Menantang sikap Yellen, think tank menarik perhatian pada fakta bahwa penggunaan dolar sebagai “instrumen negara yang tumpul” memberikan sekutu dan saingan AS “pembukaan untuk mencari mekanisme penyelesaian alternatif.”
Untuk mengilustrasikan poin mereka, para cendekiawan merujuk pada Rusia dan Prancis yang menjual gas alam mereka dalam yuan China.
China dan Brasil juga telah beralih ke penyelesaian keuangan dalam yuan, sementara negara-negara BRICS memulai diskusi tentang pembentukan mata uang tunggal.
“Dan daftarnya terus bertambah,” ungkap lembaga think tank DC itu.

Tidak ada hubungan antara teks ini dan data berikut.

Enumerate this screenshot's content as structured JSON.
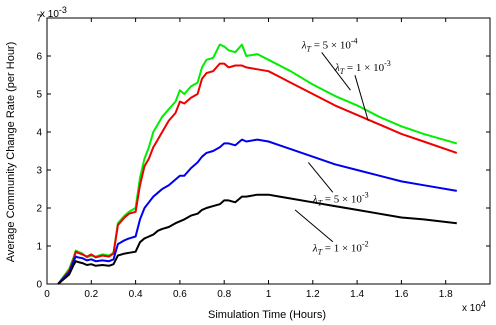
{
  "chart_data": {
    "type": "line",
    "xlabel": "Simulation Time (Hours)",
    "ylabel": "Average Community Change Rate (per Hour)",
    "x_multiplier": "x 10",
    "x_multiplier_exp": "4",
    "y_multiplier": "x 10",
    "y_multiplier_exp": "-3",
    "xlim": [
      0,
      2
    ],
    "ylim": [
      0,
      7
    ],
    "grid": false,
    "legend": "none",
    "x_ticks": [
      0,
      0.2,
      0.4,
      0.6,
      0.8,
      1,
      1.2,
      1.4,
      1.6,
      1.8
    ],
    "x_tick_labels": [
      "0",
      "0.2",
      "0.4",
      "0.6",
      "0.8",
      "1",
      "1.2",
      "1.4",
      "1.6",
      "1.8"
    ],
    "y_ticks": [
      0,
      1,
      2,
      3,
      4,
      5,
      6,
      7
    ],
    "y_tick_labels": [
      "0",
      "1",
      "2",
      "3",
      "4",
      "5",
      "6",
      "7"
    ],
    "series": [
      {
        "color": "#00ee00",
        "x": [
          0.05,
          0.1,
          0.12,
          0.13,
          0.14,
          0.16,
          0.18,
          0.2,
          0.22,
          0.25,
          0.28,
          0.3,
          0.32,
          0.35,
          0.37,
          0.4,
          0.42,
          0.44,
          0.46,
          0.48,
          0.5,
          0.52,
          0.55,
          0.58,
          0.6,
          0.62,
          0.65,
          0.68,
          0.7,
          0.72,
          0.75,
          0.78,
          0.8,
          0.82,
          0.85,
          0.88,
          0.9,
          0.95,
          1.0,
          1.05,
          1.1,
          1.2,
          1.3,
          1.4,
          1.5,
          1.6,
          1.7,
          1.85
        ],
        "y": [
          0.0,
          0.4,
          0.7,
          0.88,
          0.85,
          0.8,
          0.7,
          0.75,
          0.72,
          0.78,
          0.75,
          0.82,
          1.6,
          1.8,
          1.9,
          2.0,
          2.8,
          3.3,
          3.6,
          4.0,
          4.2,
          4.4,
          4.6,
          4.8,
          5.1,
          5.0,
          5.2,
          5.3,
          5.7,
          5.9,
          5.95,
          6.3,
          6.25,
          6.15,
          6.1,
          6.3,
          6.0,
          6.05,
          5.9,
          5.75,
          5.6,
          5.25,
          4.95,
          4.7,
          4.4,
          4.15,
          3.95,
          3.7
        ]
      },
      {
        "color": "#ee0000",
        "x": [
          0.05,
          0.1,
          0.12,
          0.13,
          0.14,
          0.16,
          0.18,
          0.2,
          0.22,
          0.25,
          0.28,
          0.3,
          0.32,
          0.35,
          0.37,
          0.4,
          0.42,
          0.44,
          0.46,
          0.48,
          0.5,
          0.52,
          0.55,
          0.58,
          0.6,
          0.62,
          0.65,
          0.68,
          0.7,
          0.72,
          0.75,
          0.78,
          0.8,
          0.82,
          0.85,
          0.88,
          0.9,
          0.95,
          1.0,
          1.05,
          1.1,
          1.2,
          1.3,
          1.4,
          1.5,
          1.6,
          1.7,
          1.85
        ],
        "y": [
          0.0,
          0.35,
          0.65,
          0.85,
          0.82,
          0.78,
          0.72,
          0.78,
          0.7,
          0.75,
          0.72,
          0.8,
          1.55,
          1.75,
          1.85,
          1.9,
          2.6,
          3.1,
          3.3,
          3.6,
          3.8,
          4.0,
          4.3,
          4.5,
          4.8,
          4.75,
          4.9,
          5.0,
          5.4,
          5.55,
          5.6,
          5.8,
          5.8,
          5.7,
          5.75,
          5.75,
          5.7,
          5.65,
          5.6,
          5.45,
          5.3,
          5.0,
          4.7,
          4.45,
          4.2,
          3.95,
          3.75,
          3.45
        ]
      },
      {
        "color": "#0000ee",
        "x": [
          0.05,
          0.1,
          0.12,
          0.13,
          0.14,
          0.16,
          0.18,
          0.2,
          0.22,
          0.25,
          0.28,
          0.3,
          0.32,
          0.35,
          0.37,
          0.4,
          0.42,
          0.44,
          0.46,
          0.48,
          0.5,
          0.52,
          0.55,
          0.58,
          0.6,
          0.62,
          0.65,
          0.68,
          0.7,
          0.72,
          0.75,
          0.78,
          0.8,
          0.82,
          0.85,
          0.88,
          0.9,
          0.95,
          1.0,
          1.05,
          1.1,
          1.2,
          1.3,
          1.4,
          1.5,
          1.6,
          1.7,
          1.85
        ],
        "y": [
          0.0,
          0.3,
          0.6,
          0.72,
          0.7,
          0.68,
          0.62,
          0.65,
          0.6,
          0.62,
          0.6,
          0.65,
          1.05,
          1.15,
          1.2,
          1.25,
          1.7,
          2.0,
          2.15,
          2.3,
          2.4,
          2.5,
          2.6,
          2.75,
          2.85,
          2.85,
          3.05,
          3.2,
          3.35,
          3.45,
          3.5,
          3.6,
          3.7,
          3.7,
          3.65,
          3.8,
          3.75,
          3.8,
          3.75,
          3.65,
          3.55,
          3.35,
          3.15,
          3.0,
          2.85,
          2.7,
          2.6,
          2.45
        ]
      },
      {
        "color": "#000000",
        "x": [
          0.05,
          0.1,
          0.12,
          0.13,
          0.14,
          0.16,
          0.18,
          0.2,
          0.22,
          0.25,
          0.28,
          0.3,
          0.32,
          0.35,
          0.37,
          0.4,
          0.42,
          0.44,
          0.46,
          0.48,
          0.5,
          0.52,
          0.55,
          0.58,
          0.6,
          0.62,
          0.65,
          0.68,
          0.7,
          0.72,
          0.75,
          0.78,
          0.8,
          0.82,
          0.85,
          0.88,
          0.9,
          0.95,
          1.0,
          1.05,
          1.1,
          1.2,
          1.3,
          1.4,
          1.5,
          1.6,
          1.7,
          1.85
        ],
        "y": [
          0.0,
          0.25,
          0.5,
          0.6,
          0.58,
          0.55,
          0.5,
          0.52,
          0.48,
          0.5,
          0.48,
          0.52,
          0.75,
          0.8,
          0.82,
          0.85,
          1.1,
          1.2,
          1.25,
          1.3,
          1.4,
          1.45,
          1.5,
          1.6,
          1.65,
          1.7,
          1.8,
          1.85,
          1.95,
          2.0,
          2.05,
          2.1,
          2.2,
          2.2,
          2.15,
          2.3,
          2.3,
          2.35,
          2.35,
          2.3,
          2.25,
          2.15,
          2.05,
          1.95,
          1.85,
          1.75,
          1.7,
          1.6
        ]
      }
    ],
    "annotations": [
      {
        "coef": "5",
        "exp": "-4",
        "x": 1.15,
        "y": 6.2,
        "tip_x": 1.37,
        "tip_y": 5.1
      },
      {
        "coef": "1",
        "exp": "-3",
        "x": 1.3,
        "y": 5.6,
        "tip_x": 1.45,
        "tip_y": 4.3
      },
      {
        "coef": "5",
        "exp": "-3",
        "x": 1.2,
        "y": 2.15,
        "tip_x": 1.18,
        "tip_y": 3.2
      },
      {
        "coef": "1",
        "exp": "-2",
        "x": 1.2,
        "y": 0.85,
        "tip_x": 1.12,
        "tip_y": 1.95
      }
    ]
  }
}
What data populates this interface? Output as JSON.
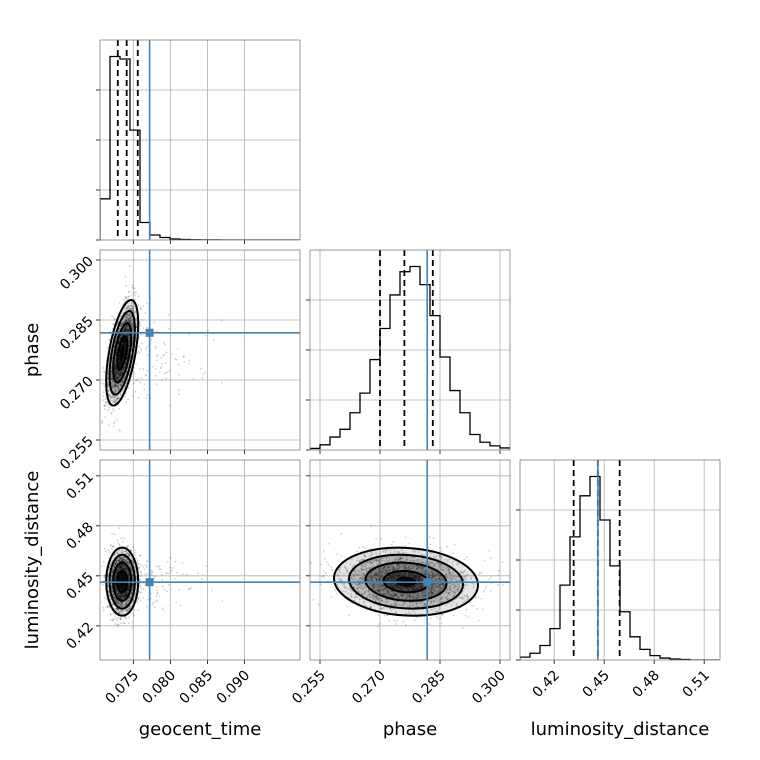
{
  "chart_data": {
    "type": "corner",
    "parameters": [
      "geocent_time",
      "phase",
      "luminosity_distance"
    ],
    "truth_color": "#4682b4",
    "truths": {
      "geocent_time": 0.0772,
      "phase": 0.2818,
      "luminosity_distance": 0.4462
    },
    "ranges": {
      "geocent_time": [
        0.0705,
        0.0975
      ],
      "phase": [
        0.2525,
        0.3025
      ],
      "luminosity_distance": [
        0.3995,
        0.5195
      ]
    },
    "ticks": {
      "geocent_time": {
        "values": [
          0.075,
          0.08,
          0.085,
          0.09
        ],
        "labels": [
          "0.075",
          "0.080",
          "0.085",
          "0.090"
        ]
      },
      "phase": {
        "values": [
          0.255,
          0.27,
          0.285,
          0.3
        ],
        "labels": [
          "0.255",
          "0.270",
          "0.285",
          "0.300"
        ]
      },
      "luminosity_distance": {
        "values": [
          0.42,
          0.45,
          0.48,
          0.51
        ],
        "labels": [
          "0.42",
          "0.45",
          "0.48",
          "0.51"
        ]
      }
    },
    "histograms": {
      "geocent_time": {
        "edges": [
          0.0705,
          0.07185,
          0.0732,
          0.07455,
          0.0759,
          0.07725,
          0.0786,
          0.07995,
          0.0813,
          0.08265,
          0.084,
          0.08535,
          0.0867,
          0.08805,
          0.0894,
          0.09075,
          0.0921,
          0.09345,
          0.0948,
          0.09615,
          0.0975
        ],
        "counts": [
          330,
          1470,
          1450,
          880,
          140,
          40,
          20,
          8,
          4,
          2,
          1,
          1,
          0,
          0,
          0,
          0,
          0,
          0,
          0,
          0
        ],
        "quantiles": [
          0.0729,
          0.0741,
          0.0756
        ]
      },
      "phase": {
        "edges": [
          0.2525,
          0.255,
          0.2575,
          0.26,
          0.2625,
          0.265,
          0.2675,
          0.27,
          0.2725,
          0.275,
          0.2775,
          0.28,
          0.2825,
          0.285,
          0.2875,
          0.29,
          0.2925,
          0.295,
          0.2975,
          0.3,
          0.3025
        ],
        "counts": [
          3,
          10,
          25,
          40,
          72,
          110,
          175,
          235,
          300,
          345,
          355,
          320,
          260,
          180,
          115,
          72,
          30,
          15,
          8,
          4
        ],
        "quantiles": [
          0.27,
          0.2761,
          0.2832
        ]
      },
      "luminosity_distance": {
        "edges": [
          0.3995,
          0.4055,
          0.4115,
          0.4175,
          0.4235,
          0.4295,
          0.4355,
          0.4415,
          0.4475,
          0.4535,
          0.4595,
          0.4655,
          0.4715,
          0.4775,
          0.4835,
          0.4895,
          0.4955,
          0.5015,
          0.5075,
          0.5135,
          0.5195
        ],
        "counts": [
          6,
          14,
          30,
          65,
          155,
          255,
          340,
          380,
          290,
          195,
          100,
          48,
          22,
          9,
          4,
          2,
          1,
          0,
          0,
          0
        ],
        "quantiles": [
          0.4317,
          0.4462,
          0.4593
        ]
      }
    },
    "joint": {
      "phase|geocent_time": {
        "mean": [
          0.0735,
          0.2768
        ],
        "std": [
          0.0009,
          0.0055
        ],
        "corr": 0.55
      },
      "luminosity_distance|geocent_time": {
        "mean": [
          0.0735,
          0.4465
        ],
        "std": [
          0.0009,
          0.0085
        ],
        "corr": 0.0
      },
      "luminosity_distance|phase": {
        "mean": [
          0.2765,
          0.4465
        ],
        "std": [
          0.0075,
          0.0085
        ],
        "corr": -0.1
      }
    }
  }
}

Mereka memperingatkan bahwa sanksi ekspansif Washington saat ini mencakup 29% ekonomi global, dengan 40% cadangan global di bawah batasan AS juga.
Selain kebijakan sanksi AS, Federal Reserve telah menaikkan suku bunga secara substansial pada saat banyak negara berkembang berutang utang luar negeri dalam dolar, dan komoditas yang sangat dibutuhkan seperti bahan mentah dan makanan dihargai dalam greenback.
Ini menambah lebih banyak bahan bakar ke api de-dolarisasi.
Apakah AS menginginkannya atau tidak, tren de-dolarisasi sedang berlangsung, dan satu-satunya jalan keluar bagi AS adalah berpartisipasi dalam restrukturisasi global sistem moneter “melalui konsensus” dengan negara berkembang, tegas para sarjana.
Jika tidak, AS akan menghadapi “penurunan hegemoni ekonomi AS yang tidak terkelola”, yang dapat menimbulkan konsekuensi bencana.